Immerhin werden euch laut Publisher mehr als 350 Stunden Spielzeit zugemutet. Die erreicht ihr allerdings nur, wenn ihr mit jedem der sieben Charaktere sämtliche Haupt- und Neben-Quests absolviert und bei der Waffen- und Charakter-Entwicklung fleißig experimentiert.
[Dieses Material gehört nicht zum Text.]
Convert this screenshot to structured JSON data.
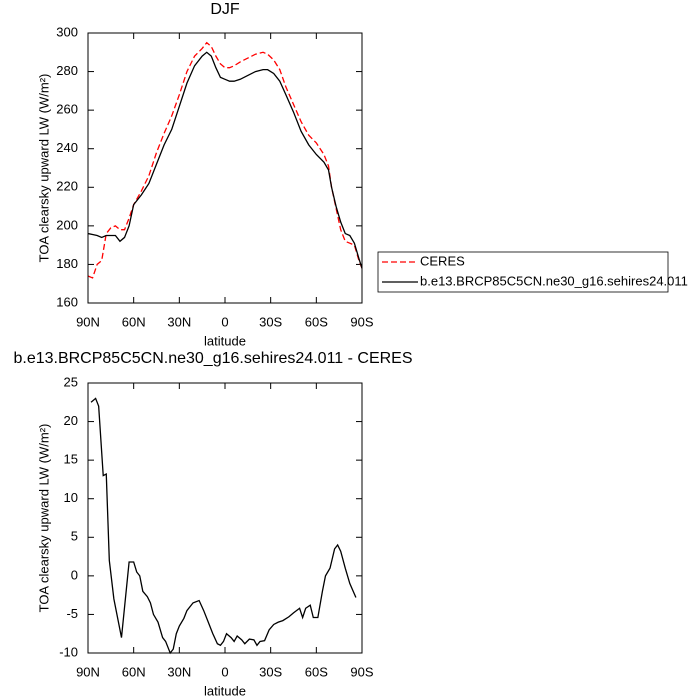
{
  "chart_data": [
    {
      "type": "line",
      "title": "DJF",
      "xlabel": "latitude",
      "ylabel": "TOA clearsky upward LW (W/m²)",
      "x": [
        90,
        87,
        84,
        81,
        78,
        75,
        72,
        69,
        66,
        63,
        60,
        55,
        50,
        45,
        40,
        35,
        30,
        25,
        20,
        15,
        12,
        9,
        6,
        3,
        0,
        -3,
        -6,
        -10,
        -15,
        -20,
        -25,
        -28,
        -32,
        -36,
        -40,
        -45,
        -50,
        -55,
        -60,
        -65,
        -68,
        -70,
        -73,
        -76,
        -79,
        -82,
        -85,
        -88,
        -90
      ],
      "series": [
        {
          "name": "CERES",
          "color": "#ff0000",
          "style": "dashed",
          "values": [
            174,
            173,
            180,
            182,
            196,
            199,
            200,
            198,
            198,
            204,
            211,
            218,
            226,
            238,
            248,
            257,
            268,
            280,
            288,
            292,
            295,
            293,
            288,
            284,
            282,
            282,
            283,
            285,
            287,
            289,
            290,
            289,
            286,
            281,
            272,
            263,
            254,
            247,
            243,
            237,
            231,
            220,
            209,
            198,
            192,
            191,
            190,
            182,
            178
          ]
        },
        {
          "name": "b.e13.BRCP85C5CN.ne30_g16.sehires24.011",
          "color": "#000000",
          "style": "solid",
          "values": [
            196,
            195.5,
            195,
            194,
            195,
            195,
            195,
            192,
            194,
            200,
            211,
            216,
            222,
            232,
            242,
            250,
            262,
            274,
            283,
            288,
            290,
            288,
            282,
            277,
            276,
            275,
            275,
            276,
            278,
            280,
            281,
            281,
            279,
            275,
            268,
            259,
            249,
            242,
            237,
            233,
            229,
            220,
            210,
            202,
            196,
            195,
            191,
            183,
            178
          ]
        }
      ],
      "xlim": [
        90,
        -90
      ],
      "xticks": [
        {
          "value": 90,
          "label": "90N"
        },
        {
          "value": 60,
          "label": "60N"
        },
        {
          "value": 30,
          "label": "30N"
        },
        0,
        {
          "value": -30,
          "label": "30S"
        },
        {
          "value": -60,
          "label": "60S"
        },
        {
          "value": -90,
          "label": "90S"
        }
      ],
      "ylim": [
        160,
        300
      ],
      "yticks": [
        160,
        180,
        200,
        220,
        240,
        260,
        280,
        300
      ],
      "legend": "right"
    },
    {
      "type": "line",
      "title": "b.e13.BRCP85C5CN.ne30_g16.sehires24.011 - CERES",
      "xlabel": "latitude",
      "ylabel": "TOA clearsky upward LW (W/m²)",
      "x": [
        88,
        85,
        83,
        80,
        78,
        76,
        73,
        68,
        63,
        60,
        58,
        56,
        54,
        51,
        49,
        47,
        44,
        41,
        39,
        36,
        34,
        32,
        30,
        27,
        25,
        21,
        17,
        14,
        11,
        8,
        5,
        3,
        1,
        -1,
        -4,
        -6,
        -8,
        -11,
        -13,
        -16,
        -19,
        -21,
        -23,
        -26,
        -29,
        -32,
        -35,
        -38,
        -42,
        -45,
        -49,
        -51,
        -53,
        -56,
        -58,
        -61,
        -64,
        -66,
        -69,
        -72,
        -74,
        -76,
        -79,
        -82,
        -86
      ],
      "series": [
        {
          "color": "#000000",
          "style": "solid",
          "values": [
            22.5,
            23,
            22,
            13,
            13.2,
            2,
            -3,
            -8,
            1.8,
            1.8,
            0.5,
            0,
            -2,
            -2.7,
            -3.5,
            -5,
            -6,
            -8,
            -8.5,
            -10,
            -9.5,
            -7.5,
            -6.5,
            -5.5,
            -4.5,
            -3.5,
            -3.2,
            -4.5,
            -6,
            -7.5,
            -8.8,
            -9,
            -8.5,
            -7.5,
            -8,
            -8.5,
            -7.8,
            -8.3,
            -8.8,
            -8.2,
            -8.3,
            -9,
            -8.5,
            -8.4,
            -7,
            -6.3,
            -6,
            -5.8,
            -5.3,
            -4.8,
            -4.2,
            -5.4,
            -4.2,
            -3.8,
            -5.4,
            -5.4,
            -2,
            0,
            1,
            3.5,
            4,
            3.2,
            1,
            -1,
            -2.8
          ]
        }
      ],
      "xlim": [
        90,
        -90
      ],
      "xticks": [
        {
          "value": 90,
          "label": "90N"
        },
        {
          "value": 60,
          "label": "60N"
        },
        {
          "value": 30,
          "label": "30N"
        },
        0,
        {
          "value": -30,
          "label": "30S"
        },
        {
          "value": -60,
          "label": "60S"
        },
        {
          "value": -90,
          "label": "90S"
        }
      ],
      "ylim": [
        -10,
        25
      ],
      "yticks": [
        -10,
        -5,
        0,
        5,
        10,
        15,
        20,
        25
      ]
    }
  ]
}
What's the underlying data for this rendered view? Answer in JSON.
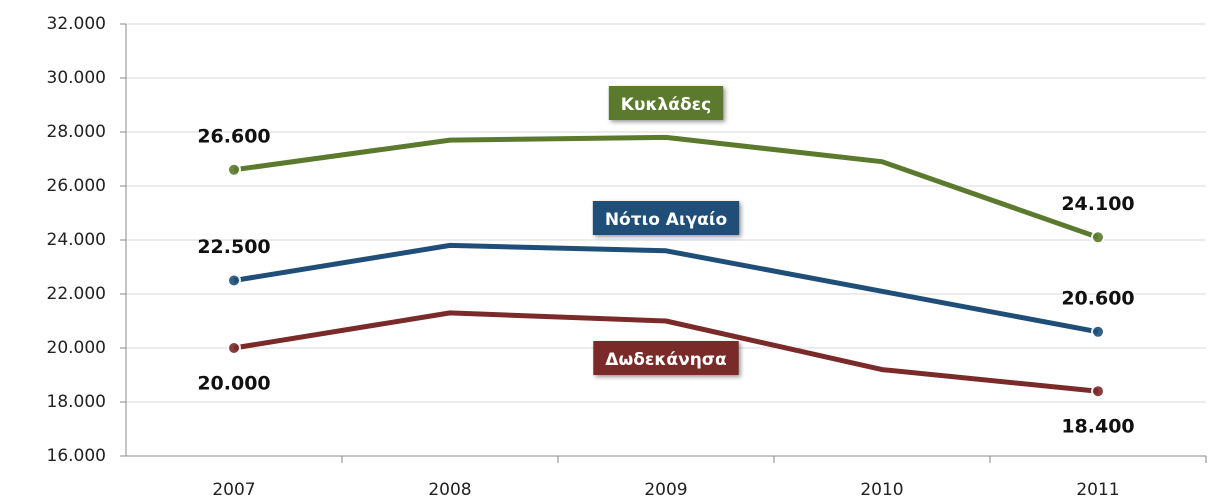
{
  "chart_data": {
    "type": "line",
    "categories": [
      "2007",
      "2008",
      "2009",
      "2010",
      "2011"
    ],
    "series": [
      {
        "name": "Κυκλάδες",
        "color": "#5b7a2e",
        "values": [
          26600,
          27700,
          27800,
          26900,
          24100
        ],
        "value_labels": [
          "26.600",
          null,
          null,
          null,
          "24.100"
        ]
      },
      {
        "name": "Νότιο Αιγαίο",
        "color": "#1f4e79",
        "values": [
          22500,
          23800,
          23600,
          22100,
          20600
        ],
        "value_labels": [
          "22.500",
          null,
          null,
          null,
          "20.600"
        ]
      },
      {
        "name": "Δωδεκάνησα",
        "color": "#7b2a2a",
        "values": [
          20000,
          21300,
          21000,
          19200,
          18400
        ],
        "value_labels": [
          "20.000",
          null,
          null,
          null,
          "18.400"
        ]
      }
    ],
    "ylim": [
      16000,
      32000
    ],
    "yticks": [
      {
        "value": 16000,
        "label": "16.000"
      },
      {
        "value": 18000,
        "label": "18.000"
      },
      {
        "value": 20000,
        "label": "20.000"
      },
      {
        "value": 22000,
        "label": "22.000"
      },
      {
        "value": 24000,
        "label": "24.000"
      },
      {
        "value": 26000,
        "label": "26.000"
      },
      {
        "value": 28000,
        "label": "28.000"
      },
      {
        "value": 30000,
        "label": "30.000"
      },
      {
        "value": 32000,
        "label": "32.000"
      }
    ],
    "grid": true
  }
}
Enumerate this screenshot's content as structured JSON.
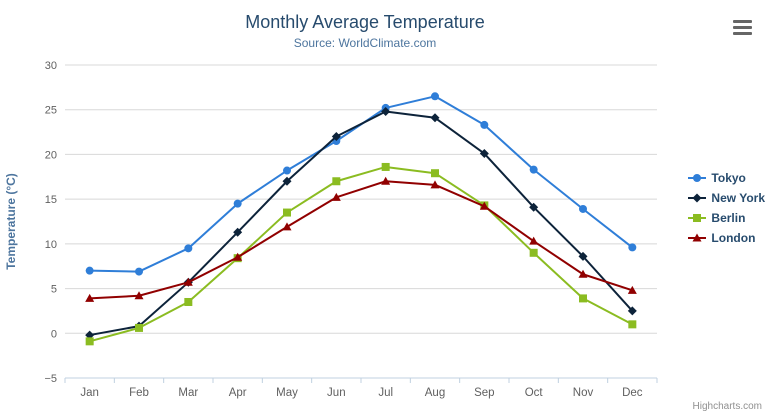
{
  "header": {
    "title": "Monthly Average Temperature",
    "subtitle": "Source: WorldClimate.com"
  },
  "credit": {
    "label": "Highcharts.com"
  },
  "chart_data": {
    "type": "line",
    "title": "Monthly Average Temperature",
    "subtitle": "Source: WorldClimate.com",
    "xlabel": "",
    "ylabel": "Temperature (°C)",
    "categories": [
      "Jan",
      "Feb",
      "Mar",
      "Apr",
      "May",
      "Jun",
      "Jul",
      "Aug",
      "Sep",
      "Oct",
      "Nov",
      "Dec"
    ],
    "series": [
      {
        "name": "Tokyo",
        "color": "#2f7ed8",
        "marker": "circle",
        "values": [
          7.0,
          6.9,
          9.5,
          14.5,
          18.2,
          21.5,
          25.2,
          26.5,
          23.3,
          18.3,
          13.9,
          9.6
        ]
      },
      {
        "name": "New York",
        "color": "#0d233a",
        "marker": "diamond",
        "values": [
          -0.2,
          0.8,
          5.7,
          11.3,
          17.0,
          22.0,
          24.8,
          24.1,
          20.1,
          14.1,
          8.6,
          2.5
        ]
      },
      {
        "name": "Berlin",
        "color": "#8bbc21",
        "marker": "square",
        "values": [
          -0.9,
          0.6,
          3.5,
          8.4,
          13.5,
          17.0,
          18.6,
          17.9,
          14.3,
          9.0,
          3.9,
          1.0
        ]
      },
      {
        "name": "London",
        "color": "#910000",
        "marker": "triangle",
        "values": [
          3.9,
          4.2,
          5.7,
          8.5,
          11.9,
          15.2,
          17.0,
          16.6,
          14.2,
          10.3,
          6.6,
          4.8
        ]
      }
    ],
    "ylim": [
      -5,
      30
    ],
    "y_ticks": [
      -5,
      0,
      5,
      10,
      15,
      20,
      25,
      30
    ],
    "grid": "horizontal",
    "legend_position": "right",
    "colors": {
      "grid_line": "#d8d8d8",
      "axis_line": "#c0d0e0",
      "tick_label": "#606060",
      "axis_title": "#4d759e",
      "title": "#274b6d",
      "subtitle": "#4d759e",
      "legend_text": "#274b6d",
      "credit_text": "#909090",
      "menu_icon": "#666666"
    }
  }
}
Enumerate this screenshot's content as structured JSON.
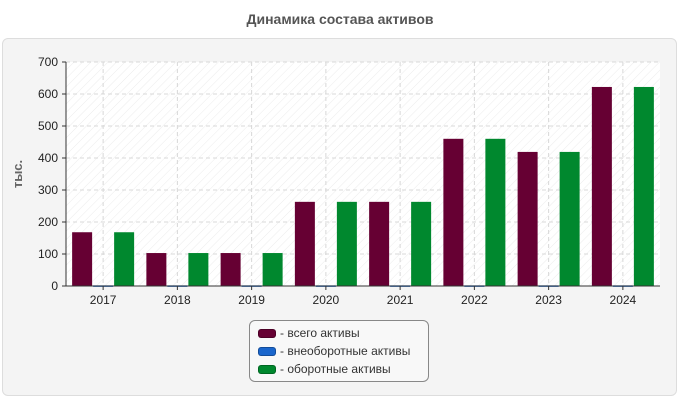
{
  "chart_data": {
    "type": "bar",
    "title": "Динамика состава активов",
    "xlabel": "",
    "ylabel": "тыс.",
    "categories": [
      "2017",
      "2018",
      "2019",
      "2020",
      "2021",
      "2022",
      "2023",
      "2024"
    ],
    "ylim": [
      0,
      700
    ],
    "yticks": [
      0,
      100,
      200,
      300,
      400,
      500,
      600,
      700
    ],
    "grid": true,
    "legend_position": "bottom-center",
    "series": [
      {
        "name": "- всего активы",
        "color": "#660033",
        "values": [
          168,
          103,
          103,
          263,
          263,
          460,
          419,
          622
        ]
      },
      {
        "name": "- внеоборотные активы",
        "color": "#1a66cc",
        "values": [
          2,
          2,
          2,
          2,
          2,
          2,
          2,
          2
        ]
      },
      {
        "name": "- оборотные активы",
        "color": "#00882e",
        "values": [
          168,
          103,
          103,
          263,
          263,
          460,
          419,
          622
        ]
      }
    ]
  }
}
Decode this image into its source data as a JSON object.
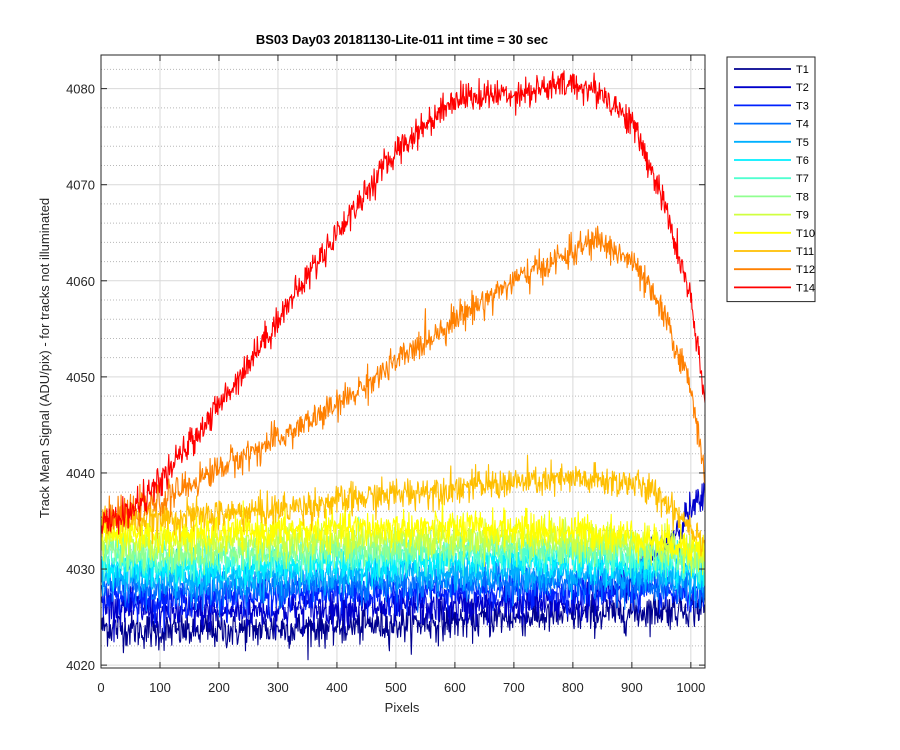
{
  "chart_data": {
    "type": "line",
    "title": "BS03 Day03 20181130-Lite-011 int time = 30 sec",
    "xlabel": "Pixels",
    "ylabel": "Track Mean Signal (ADU/pix) - for tracks not illuminated",
    "xlim": [
      0,
      1024
    ],
    "ylim": [
      4019.7,
      4083.5
    ],
    "x_ticks": [
      0,
      100,
      200,
      300,
      400,
      500,
      600,
      700,
      800,
      900,
      1000
    ],
    "y_ticks": [
      4020,
      4030,
      4040,
      4050,
      4060,
      4070,
      4080
    ],
    "y_minor_step": 2,
    "grid": true,
    "legend_position": "outside-top-right",
    "series": [
      {
        "name": "T1",
        "color": "#00008f",
        "noise": 1.6,
        "x": [
          0,
          100,
          200,
          300,
          400,
          500,
          600,
          700,
          800,
          900,
          950,
          1000,
          1024
        ],
        "y": [
          4024.0,
          4023.5,
          4023.6,
          4023.8,
          4024.0,
          4024.3,
          4024.6,
          4025.0,
          4025.2,
          4025.5,
          4025.8,
          4026.0,
          4026.0
        ]
      },
      {
        "name": "T2",
        "color": "#0000cc",
        "noise": 1.6,
        "x": [
          0,
          100,
          200,
          300,
          400,
          500,
          600,
          700,
          800,
          900,
          950,
          1000,
          1024
        ],
        "y": [
          4026.5,
          4025.5,
          4025.5,
          4025.8,
          4026.0,
          4026.0,
          4026.2,
          4026.3,
          4026.5,
          4028.5,
          4032.0,
          4036.0,
          4037.5
        ]
      },
      {
        "name": "T3",
        "color": "#0022ff",
        "noise": 1.5,
        "x": [
          0,
          100,
          200,
          300,
          400,
          500,
          600,
          700,
          800,
          900,
          1000,
          1024
        ],
        "y": [
          4027.5,
          4026.8,
          4027.0,
          4027.3,
          4027.5,
          4027.5,
          4027.7,
          4027.7,
          4027.8,
          4027.8,
          4027.2,
          4026.5
        ]
      },
      {
        "name": "T4",
        "color": "#0070ff",
        "noise": 1.5,
        "x": [
          0,
          100,
          200,
          300,
          400,
          500,
          600,
          700,
          800,
          900,
          1000,
          1024
        ],
        "y": [
          4028.5,
          4027.8,
          4028.0,
          4028.2,
          4028.4,
          4028.5,
          4028.6,
          4028.6,
          4028.6,
          4028.5,
          4028.0,
          4027.5
        ]
      },
      {
        "name": "T5",
        "color": "#00b0ff",
        "noise": 1.5,
        "x": [
          0,
          100,
          200,
          300,
          400,
          500,
          600,
          700,
          800,
          900,
          1000,
          1024
        ],
        "y": [
          4029.5,
          4028.8,
          4029.0,
          4029.2,
          4029.4,
          4029.5,
          4029.6,
          4029.6,
          4029.6,
          4029.5,
          4029.0,
          4028.5
        ]
      },
      {
        "name": "T6",
        "color": "#00efff",
        "noise": 1.5,
        "x": [
          0,
          100,
          200,
          300,
          400,
          500,
          600,
          700,
          800,
          900,
          1000,
          1024
        ],
        "y": [
          4030.5,
          4029.8,
          4030.0,
          4030.3,
          4030.5,
          4030.6,
          4030.8,
          4030.8,
          4030.7,
          4030.5,
          4030.0,
          4029.5
        ]
      },
      {
        "name": "T7",
        "color": "#50ffd0",
        "noise": 1.5,
        "x": [
          0,
          100,
          200,
          300,
          400,
          500,
          600,
          700,
          800,
          900,
          1000,
          1024
        ],
        "y": [
          4031.3,
          4030.8,
          4031.0,
          4031.3,
          4031.5,
          4031.6,
          4031.8,
          4031.8,
          4031.6,
          4031.3,
          4030.7,
          4030.2
        ]
      },
      {
        "name": "T8",
        "color": "#90ff90",
        "noise": 1.5,
        "x": [
          0,
          100,
          200,
          300,
          400,
          500,
          600,
          700,
          800,
          900,
          1000,
          1024
        ],
        "y": [
          4032.0,
          4031.5,
          4031.8,
          4032.0,
          4032.2,
          4032.3,
          4032.4,
          4032.4,
          4032.2,
          4032.0,
          4031.3,
          4030.8
        ]
      },
      {
        "name": "T9",
        "color": "#d0ff40",
        "noise": 1.5,
        "x": [
          0,
          100,
          200,
          300,
          400,
          500,
          600,
          700,
          800,
          900,
          1000,
          1024
        ],
        "y": [
          4033.0,
          4032.5,
          4032.8,
          4033.0,
          4033.2,
          4033.3,
          4033.3,
          4033.3,
          4033.1,
          4032.8,
          4032.0,
          4031.5
        ]
      },
      {
        "name": "T10",
        "color": "#ffff00",
        "noise": 1.5,
        "x": [
          0,
          100,
          200,
          300,
          400,
          500,
          600,
          700,
          800,
          900,
          1000,
          1024
        ],
        "y": [
          4034.0,
          4033.5,
          4033.8,
          4034.0,
          4034.2,
          4034.3,
          4034.3,
          4034.2,
          4034.0,
          4033.5,
          4032.5,
          4032.0
        ]
      },
      {
        "name": "T11",
        "color": "#ffbf00",
        "noise": 1.4,
        "x": [
          0,
          100,
          200,
          300,
          400,
          500,
          600,
          700,
          800,
          900,
          950,
          1000,
          1024
        ],
        "y": [
          4035.0,
          4035.2,
          4035.7,
          4036.2,
          4037.0,
          4037.8,
          4038.5,
          4039.0,
          4039.3,
          4039.0,
          4037.5,
          4034.5,
          4032.8
        ]
      },
      {
        "name": "T12",
        "color": "#ff8000",
        "noise": 1.3,
        "x": [
          0,
          100,
          200,
          300,
          400,
          500,
          600,
          700,
          800,
          840,
          900,
          950,
          1000,
          1024
        ],
        "y": [
          4035.0,
          4037.0,
          4040.5,
          4043.5,
          4047.0,
          4051.5,
          4056.0,
          4060.0,
          4063.0,
          4064.3,
          4062.0,
          4057.0,
          4049.0,
          4040.0
        ]
      },
      {
        "name": "T14",
        "color": "#ff0000",
        "noise": 1.3,
        "x": [
          0,
          50,
          100,
          200,
          300,
          400,
          500,
          600,
          700,
          800,
          850,
          900,
          950,
          1000,
          1024
        ],
        "y": [
          4034.5,
          4036.0,
          4039.0,
          4047.0,
          4056.0,
          4065.0,
          4073.5,
          4079.0,
          4079.5,
          4080.5,
          4079.5,
          4076.5,
          4069.0,
          4058.0,
          4047.0
        ]
      }
    ]
  }
}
Combo-Entscheidung: Angriffe lassen sich entweder sofort ausführen oder miteinander verketten.

Keine Erfahrungspunkte

Aufleveln im klassischen Sinn könnt ihr euch nämlich nicht. In Unlimited Saga gibt es keine Erfahrungspunkte oder ähnliches. Stattdessen dürft ihr nach jedem erfolgreichen Abenteuer neue Fähigkeiten lernen oder alte verbessern, um eure Charakterwerte dauerhaft zu erhöhen. Dabei kann es aber auch immer wieder vorkommen, dass man Nullrunden oder Verschlechterrungen in Kauf nehmen muss. Neue Fähigkeiten schlummern jedoch auch in Waffen und Rüstungen, die man mit den nötigen Utensilien in der örtlichen Schmiede auch verändern oder reparieren kann. Bis ihr wisst, welche Fertigkeiten unentbehrlich sind und auf welche ihr vorerst getrost verzichten könnt, wird es aber auf jeden Fall ein Weilchen dauern.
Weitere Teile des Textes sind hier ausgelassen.